Washington D.C: Using data from NASA missions, an international team of astronomers has found what may be the first intact planet orbiting a white dwarf, the dense leftover of a Sun-like star, only 40 percent larger than Earth.
The Jupiter-size object, called WD 1856 b, is about seven times larger than the white dwarf, named WD 1856+534. It circles this stellar cinder every 34 hours, more than 60 times faster than Mercury orbits our Sun.
“WD 1856 b somehow got very close to its white dwarf and managed to stay in one piece,” said lead researcher Andrew Vanderburg, Assistant Professor of Astronomy at the University of Wisconsin-Madison in the US.
“The white dwarf creation process destroys nearby planets, and anything that later gets too close is usually torn apart by the star’s immense gravity. We still have many questions about how WD 1856 b arrived at its current location without meeting one of those fates.”

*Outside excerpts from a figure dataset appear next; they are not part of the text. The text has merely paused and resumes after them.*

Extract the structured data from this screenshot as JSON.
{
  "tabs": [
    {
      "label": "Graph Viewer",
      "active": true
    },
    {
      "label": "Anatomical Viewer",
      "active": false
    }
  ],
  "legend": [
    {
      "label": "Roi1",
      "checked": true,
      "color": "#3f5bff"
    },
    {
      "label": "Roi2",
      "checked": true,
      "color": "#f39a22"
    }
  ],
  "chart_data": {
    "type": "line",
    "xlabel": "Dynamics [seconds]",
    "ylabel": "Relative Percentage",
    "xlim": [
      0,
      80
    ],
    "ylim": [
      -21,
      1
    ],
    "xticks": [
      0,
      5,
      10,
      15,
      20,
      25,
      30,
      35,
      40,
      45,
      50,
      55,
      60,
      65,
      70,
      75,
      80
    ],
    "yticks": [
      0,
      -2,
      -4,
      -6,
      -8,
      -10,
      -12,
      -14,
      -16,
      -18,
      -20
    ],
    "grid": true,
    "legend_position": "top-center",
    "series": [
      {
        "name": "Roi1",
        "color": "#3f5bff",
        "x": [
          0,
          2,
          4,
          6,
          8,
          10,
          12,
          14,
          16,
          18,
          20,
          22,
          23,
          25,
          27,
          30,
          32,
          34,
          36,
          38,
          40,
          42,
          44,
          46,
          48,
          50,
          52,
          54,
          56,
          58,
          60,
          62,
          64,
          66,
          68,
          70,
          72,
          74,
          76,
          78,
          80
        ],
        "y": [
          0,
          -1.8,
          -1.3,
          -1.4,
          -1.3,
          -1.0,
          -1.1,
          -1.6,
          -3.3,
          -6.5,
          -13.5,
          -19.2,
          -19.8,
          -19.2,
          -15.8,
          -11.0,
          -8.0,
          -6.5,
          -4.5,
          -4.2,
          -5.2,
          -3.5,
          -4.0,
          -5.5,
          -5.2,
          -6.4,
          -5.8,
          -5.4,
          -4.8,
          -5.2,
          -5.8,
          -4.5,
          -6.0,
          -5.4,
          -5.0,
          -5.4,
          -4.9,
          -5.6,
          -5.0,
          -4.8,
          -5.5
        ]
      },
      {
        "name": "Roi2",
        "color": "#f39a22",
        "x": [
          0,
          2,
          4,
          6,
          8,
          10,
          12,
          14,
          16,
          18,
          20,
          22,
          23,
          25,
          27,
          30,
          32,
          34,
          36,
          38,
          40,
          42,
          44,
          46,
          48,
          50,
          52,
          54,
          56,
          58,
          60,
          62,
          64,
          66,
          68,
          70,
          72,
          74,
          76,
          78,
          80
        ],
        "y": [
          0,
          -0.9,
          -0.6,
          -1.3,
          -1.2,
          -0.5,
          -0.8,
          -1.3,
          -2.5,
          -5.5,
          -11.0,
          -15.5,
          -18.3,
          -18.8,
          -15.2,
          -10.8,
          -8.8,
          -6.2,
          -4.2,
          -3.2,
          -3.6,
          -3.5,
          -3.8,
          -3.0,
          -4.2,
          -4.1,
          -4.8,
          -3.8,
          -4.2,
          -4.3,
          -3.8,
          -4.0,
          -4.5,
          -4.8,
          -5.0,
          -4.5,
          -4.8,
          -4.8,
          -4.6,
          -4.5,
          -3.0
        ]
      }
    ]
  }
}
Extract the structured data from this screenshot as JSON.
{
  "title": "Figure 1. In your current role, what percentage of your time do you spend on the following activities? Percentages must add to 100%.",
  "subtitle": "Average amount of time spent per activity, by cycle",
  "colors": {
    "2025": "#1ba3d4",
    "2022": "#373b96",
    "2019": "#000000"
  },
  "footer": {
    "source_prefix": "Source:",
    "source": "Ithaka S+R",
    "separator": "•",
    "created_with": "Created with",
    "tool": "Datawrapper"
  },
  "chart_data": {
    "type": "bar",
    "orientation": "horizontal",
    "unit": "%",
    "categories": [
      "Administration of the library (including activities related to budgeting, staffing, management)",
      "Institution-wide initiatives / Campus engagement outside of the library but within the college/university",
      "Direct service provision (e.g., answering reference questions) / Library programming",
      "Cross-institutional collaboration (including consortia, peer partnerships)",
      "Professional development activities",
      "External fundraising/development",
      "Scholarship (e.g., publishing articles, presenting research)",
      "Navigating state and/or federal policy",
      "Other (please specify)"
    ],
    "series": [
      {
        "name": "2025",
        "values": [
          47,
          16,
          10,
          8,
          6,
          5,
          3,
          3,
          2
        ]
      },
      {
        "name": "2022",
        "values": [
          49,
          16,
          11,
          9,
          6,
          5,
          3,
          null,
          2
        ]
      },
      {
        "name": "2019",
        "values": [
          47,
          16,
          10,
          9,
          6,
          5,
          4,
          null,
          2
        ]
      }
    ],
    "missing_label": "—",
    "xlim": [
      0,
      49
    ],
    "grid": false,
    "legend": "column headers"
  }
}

For the study that appeared in the journal Nature, the researchers used NASA’s Transiting Exoplanet Survey Satellite (TESS) and retired Spitzer Space Telescope.
TESS monitors large swathes of the sky, called sectors, for nearly a month at a time. This long gaze allows the satellite to find exoplanets, or worlds beyond our solar system, by capturing changes in stellar brightness caused when a planet crosses in front of, or transits, its star.
The satellite spotted WD 1856 b about 80 light-years away in the northern constellation Draco. It orbits a cool, quiet white dwarf that is roughly 18,000 kilometres across, may be up to 10 billion years old, and is a distant member of a triple star system.
When a Sun-like star runs out of fuel, it swells up to hundreds to thousands of times its original size, forming a cooler red giant star. Eventually, it ejects its outer layers of gas, losing up to 80 per cent of its mass.
The remaining hot core becomes a white dwarf. Any nearby objects are typically engulfed and incinerated during this process, which in this system would have included WD 1856 b in its current orbit.
The researchers estimate the possible planet must have originated at least 50 times farther away from its present location. The team observed the system in the infrared using Spitzer, just a few months before the telescope was decommissioned.